A Bahia está entre as 11 unidades federativas selecionadas para o projeto-piloto do Ministério da Saúde que passa a ofertar no Sistema Único de Saúde (SUS) um exame genético de alta tecnologia voltado à confirmação do diagnóstico de doenças raras. A iniciativa promete reduzir drasticamente o tempo de espera por resultados, que agora devem ser entregues em até seis meses — antes, o prazo podia chegar a sete anos.

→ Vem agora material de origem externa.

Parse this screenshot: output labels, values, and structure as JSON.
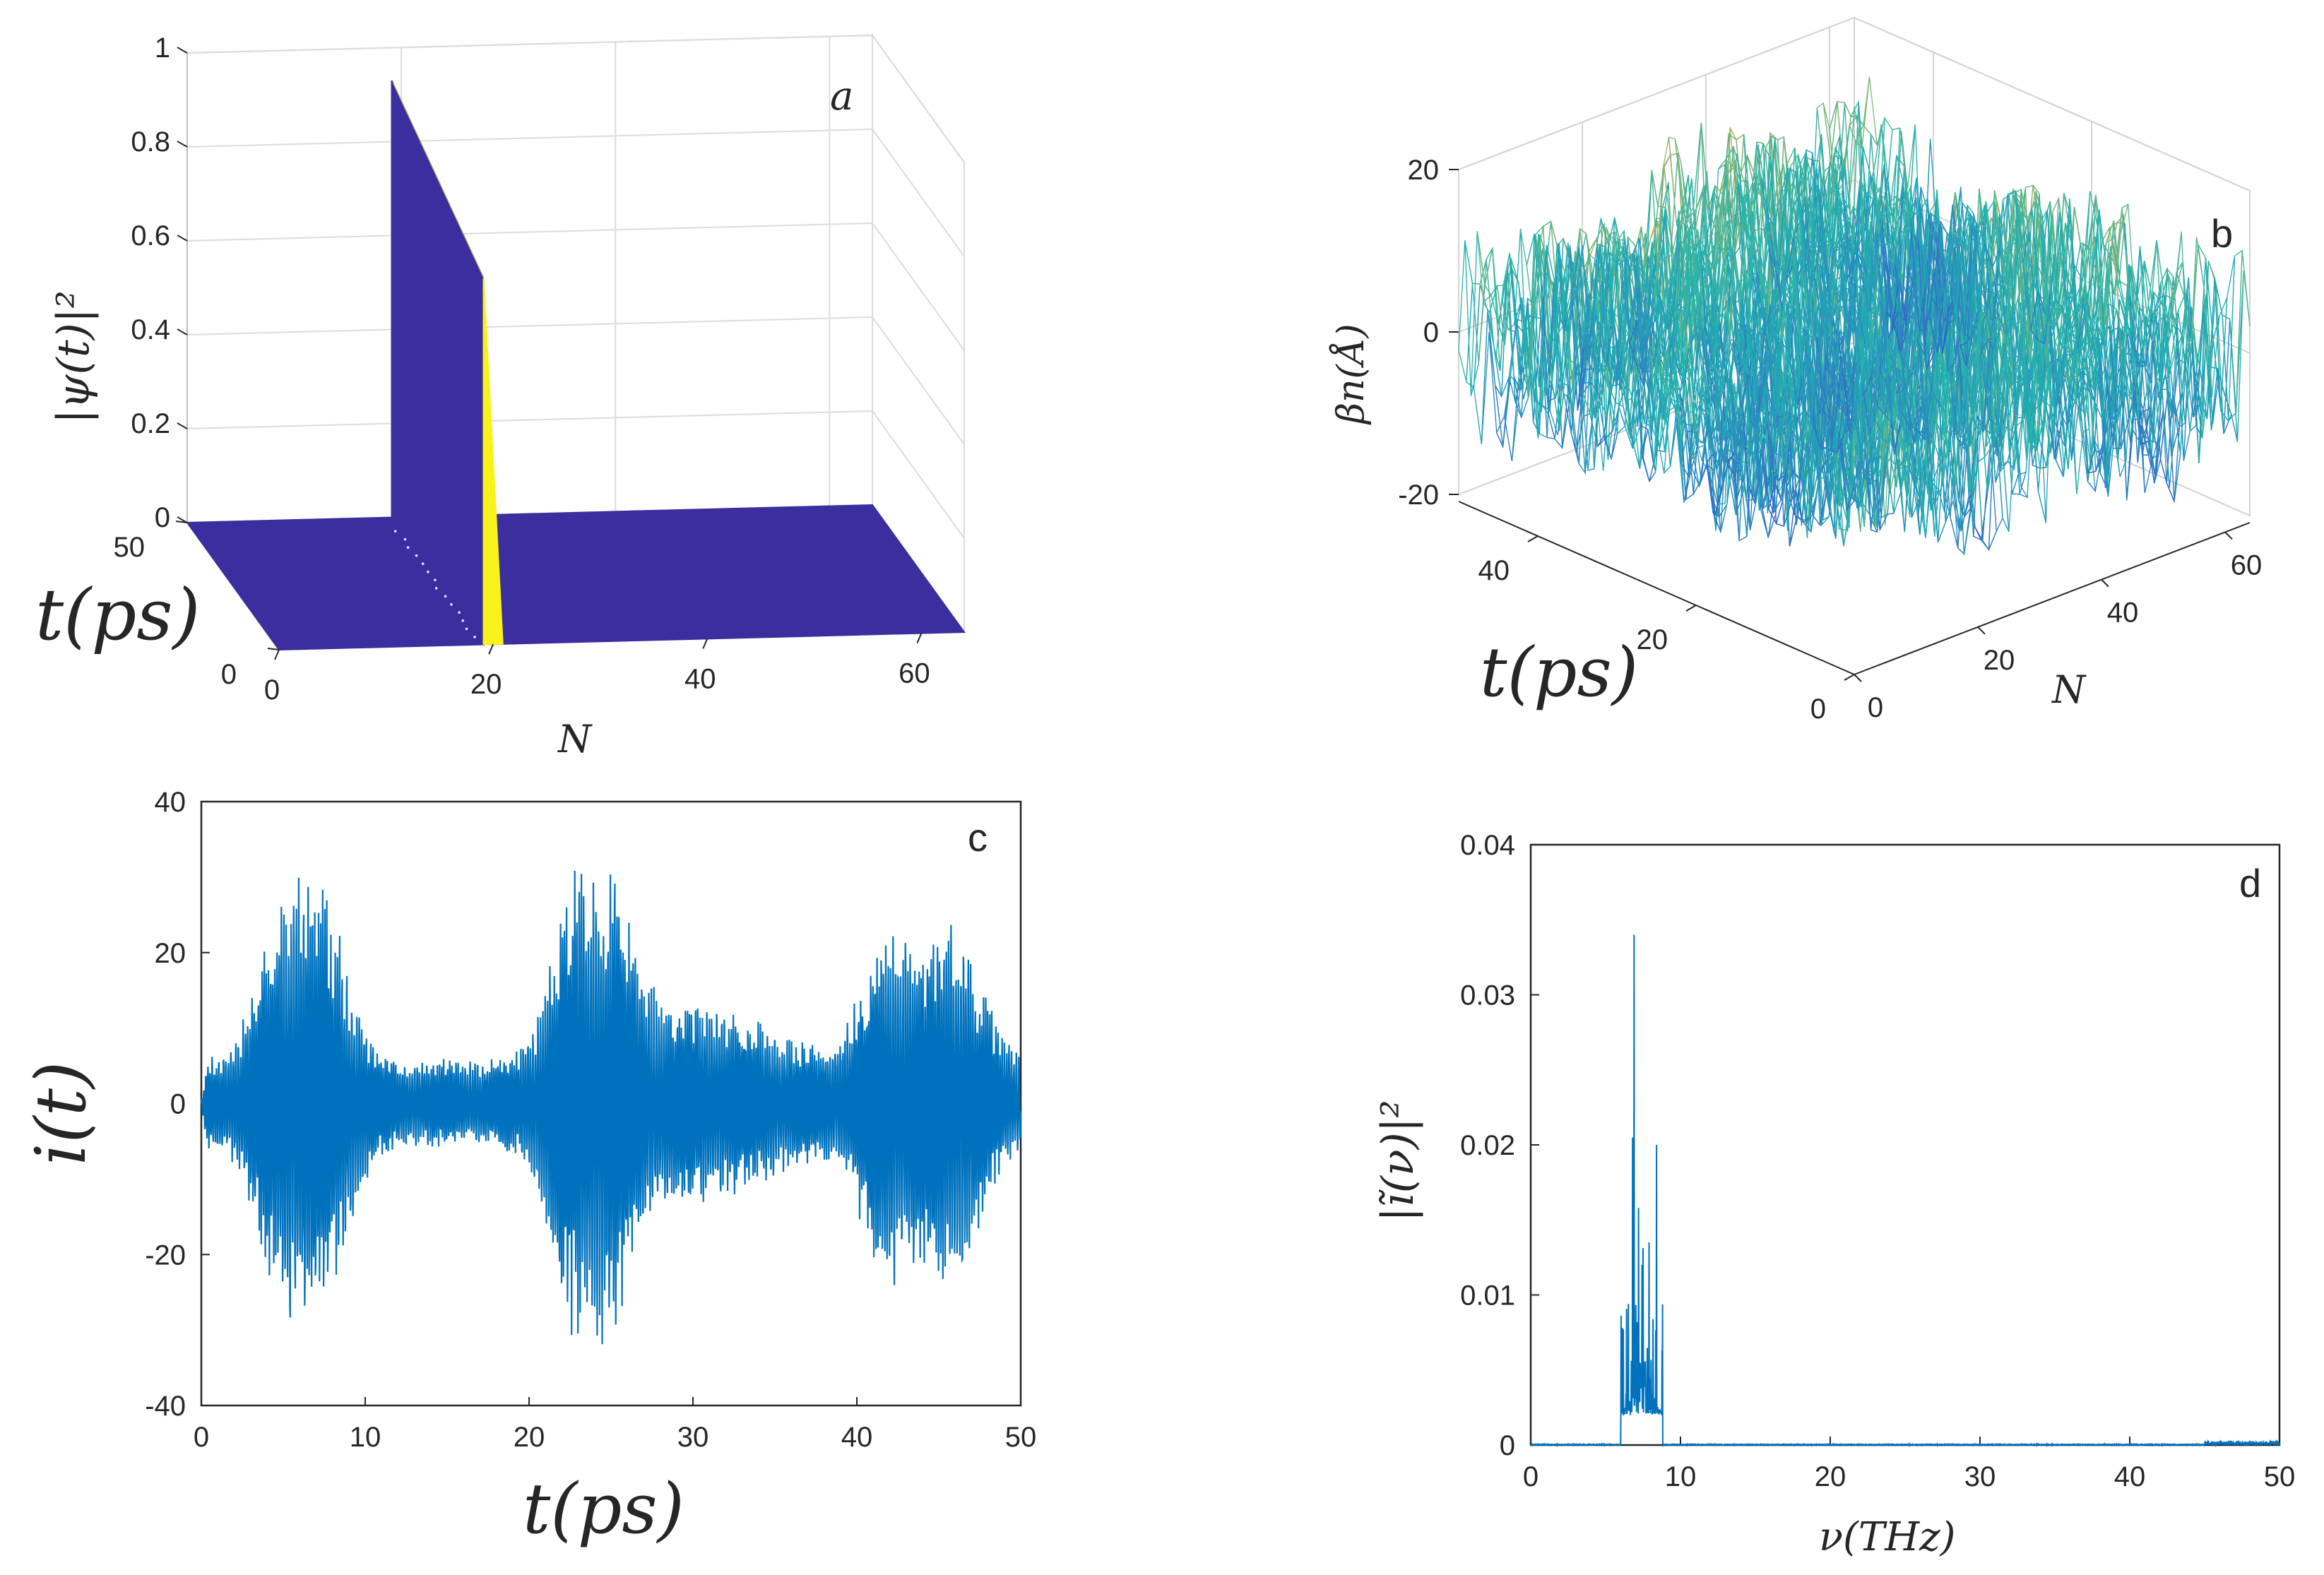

No estado, as coletas serão realizadas no Hospital Universitário Professor Edgard Santos e na Apae Salvador. As amostras recolhidas serão encaminhadas para dois laboratórios públicos no Rio de Janeiro: o Instituto Nacional de Cardiologia, que já opera em fase piloto desde outubro de 2025, e a Fundação Oswaldo Cruz (Fiocruz), cuja estrutura deve ser concluída até o fim de maio.
A iniciativa integra um conjunto de ações voltadas à redução do tempo de espera por diagnósticos especializados e terá capacidade para atender toda a demanda nacional, estimada em cerca de 20 mil exames por ano. Atualmente, o laboratório do Instituto Nacional de Cardiologia já recebe amostras de serviços habilitados em diversos estados e no Distrito Federal, com taxa de sucesso de 99% nas coletas e centenas de laudos emitidos.
Como funciona o exame
O teste genético analisa regiões específicas do DNA onde se concentram a maioria das mutações relacionadas a doenças raras. A partir de amostras de sangue ou saliva, é possível confirmar diagnósticos e orientar tratamentos mais precisos.
O exame também auxilia na confirmação de doenças detectadas no teste do pezinho, como fibrose cística, fenilcetonúria, hipotireoidismo congênito, doença falciforme e outras condições genéticas.
Impactos do diagnóstico precoce
Com a confirmação mais rápida das doenças, pacientes poderão iniciar tratamentos adequados com maior agilidade, reduzindo complicações e melhorando a qualidade e a expectativa de vida. O diagnóstico antecipado também amplia o acesso a terapias já disponíveis na rede pública.
Expansão da rede especializada
Durante o anúncio do projeto, o ministro da Saúde, Alexandre Padilha, informou que a rede do SUS especializada no atendimento a doenças raras será ampliada em 120%. O investimento federal de R$ 44 milhões permitirá a habilitação de novos serviços em diferentes regiões do país.
Com a expansão, o número de unidades especializadas deve passar de 23, em 2022, para 51 hospitais públicos e filantrópicos, consolidando uma das maiores redes públicas de diagnóstico e cuidado de doenças raras do mundo.
A expectativa do governo é garantir atendimento mais próximo das famílias, com estrutura adequada, equipes multiprofissionais e acompanhamento contínuo aos pacientes em todo o país.